В последующие ночи я сплю уже получше. Наши нары устланы тонким слоем соломы. Сверху на солому натянут брезент. Подушку заменяет доска, прибитая с наклоном. Я снимаю свою маскировочную куртку. Ею я накрываю спину. Брюки же я лишь немного спускаю вниз, чтобы можно было завернуть ступни в штанины. Своим суконным мундиром я прикрываю голову.
Наш дежурный по бараку топит так усердно, что железная бочка, из которой сделана печь, раскалилась докрасна. Замечательно!
А как выйти по нужде?
– Ах, сколько раз ты собираешься бегать в туалет? Помочиться ты сможешь и в консервную банку. Поставь ее у изголовья нар. Разумеется, перед самым подъемом тебе надо будет вылить мочу на улице! – просвещает меня Франц из Дортмунда. Он уже в курсе всех здешних правил.
Вечером, когда к нам в барак заходит какой-то русский начальник, Франц собирает свой квартет. Они поют народную вестфальскую песню. Начальнику это очень нравится.

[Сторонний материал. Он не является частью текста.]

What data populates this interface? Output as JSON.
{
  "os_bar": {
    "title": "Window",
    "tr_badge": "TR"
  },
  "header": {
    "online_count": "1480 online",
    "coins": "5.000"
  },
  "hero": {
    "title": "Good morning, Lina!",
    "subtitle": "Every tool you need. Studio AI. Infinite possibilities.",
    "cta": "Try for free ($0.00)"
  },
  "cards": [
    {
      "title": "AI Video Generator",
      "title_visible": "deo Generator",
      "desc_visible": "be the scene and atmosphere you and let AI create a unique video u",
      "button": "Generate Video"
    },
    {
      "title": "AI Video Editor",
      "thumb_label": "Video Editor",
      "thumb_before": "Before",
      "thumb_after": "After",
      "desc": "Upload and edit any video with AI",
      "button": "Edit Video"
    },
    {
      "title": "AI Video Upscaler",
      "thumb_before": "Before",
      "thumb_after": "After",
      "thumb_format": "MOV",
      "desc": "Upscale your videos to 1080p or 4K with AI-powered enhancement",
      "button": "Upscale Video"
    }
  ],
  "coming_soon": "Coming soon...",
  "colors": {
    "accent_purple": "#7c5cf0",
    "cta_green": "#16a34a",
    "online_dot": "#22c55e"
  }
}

– Налей каждому супа! – приказывает он старосте.
Франц знает, как помочь себе в трудную минуту.
Каждый должен сам заботиться о том, как выжить здесь. Кто-то с помощью вестфальской песни, а кто-то с помощью майора Назарова!

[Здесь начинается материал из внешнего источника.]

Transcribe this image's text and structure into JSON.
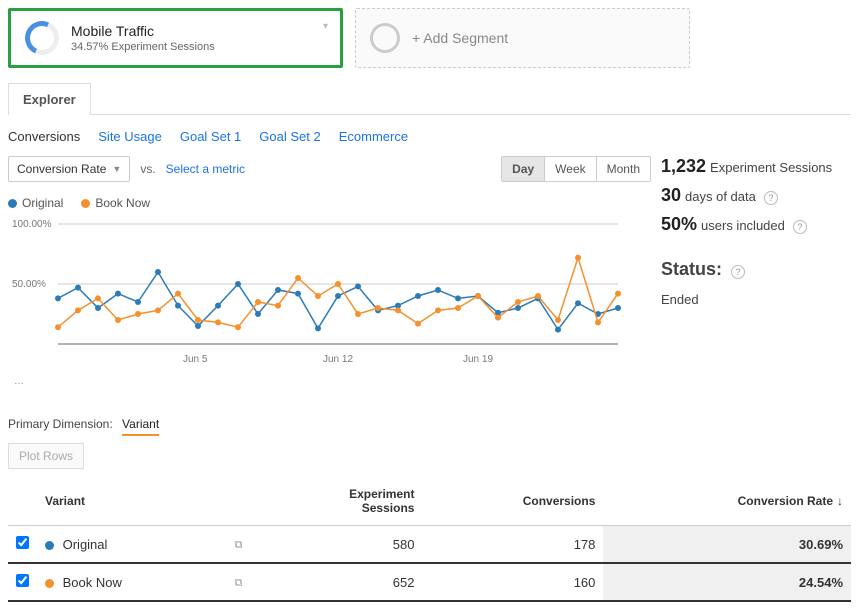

В первое же утро после разговора с Антоном я не иду на рытье котлована для нового барака, а отправляюсь вместе с большой толпой военнопленных в лес. По крайней мере, в лесу мало что напоминает о лагере!
Конечно, путь туда не близкий. Дорога вьется среди холмов, то поднимаясь в гору, то сбегая вниз. Почти три километра. Мы проходим их за час медленной, шаркающей походкой узников.
Они всегда натягивают на головы капюшоны своих маскировочных курток – пленные, бредущие последними в нашей колонне. Из-под капюшонов недобро поблескивают глубоко запавшие глаза, если в них еще сохраняется хоть капелька жизни. Избивают ли их конвоиры, сопровождающие колонну с криками «Давай! Давай!»? Такое случается довольно редко. Лишь иногда какой-нибудь вспыльчивый охранник ткнет такого беднягу прикладом своего автомата в спину. Эти доходяги просто доживают последние дни. Они умирают с голоду. Страдают от постоянного расстройства желудка.
Старики, те, кому уже за сорок, умирают из-за нехватки табака или просто потому, что они вынуждены отказаться от какой-то другой старой привычки.
Молодые часто умирают от того, что пьют слишком много холодной воды. Они быстрее заболевают туберкулезом, или же потому, что их охватывает тоска по родине.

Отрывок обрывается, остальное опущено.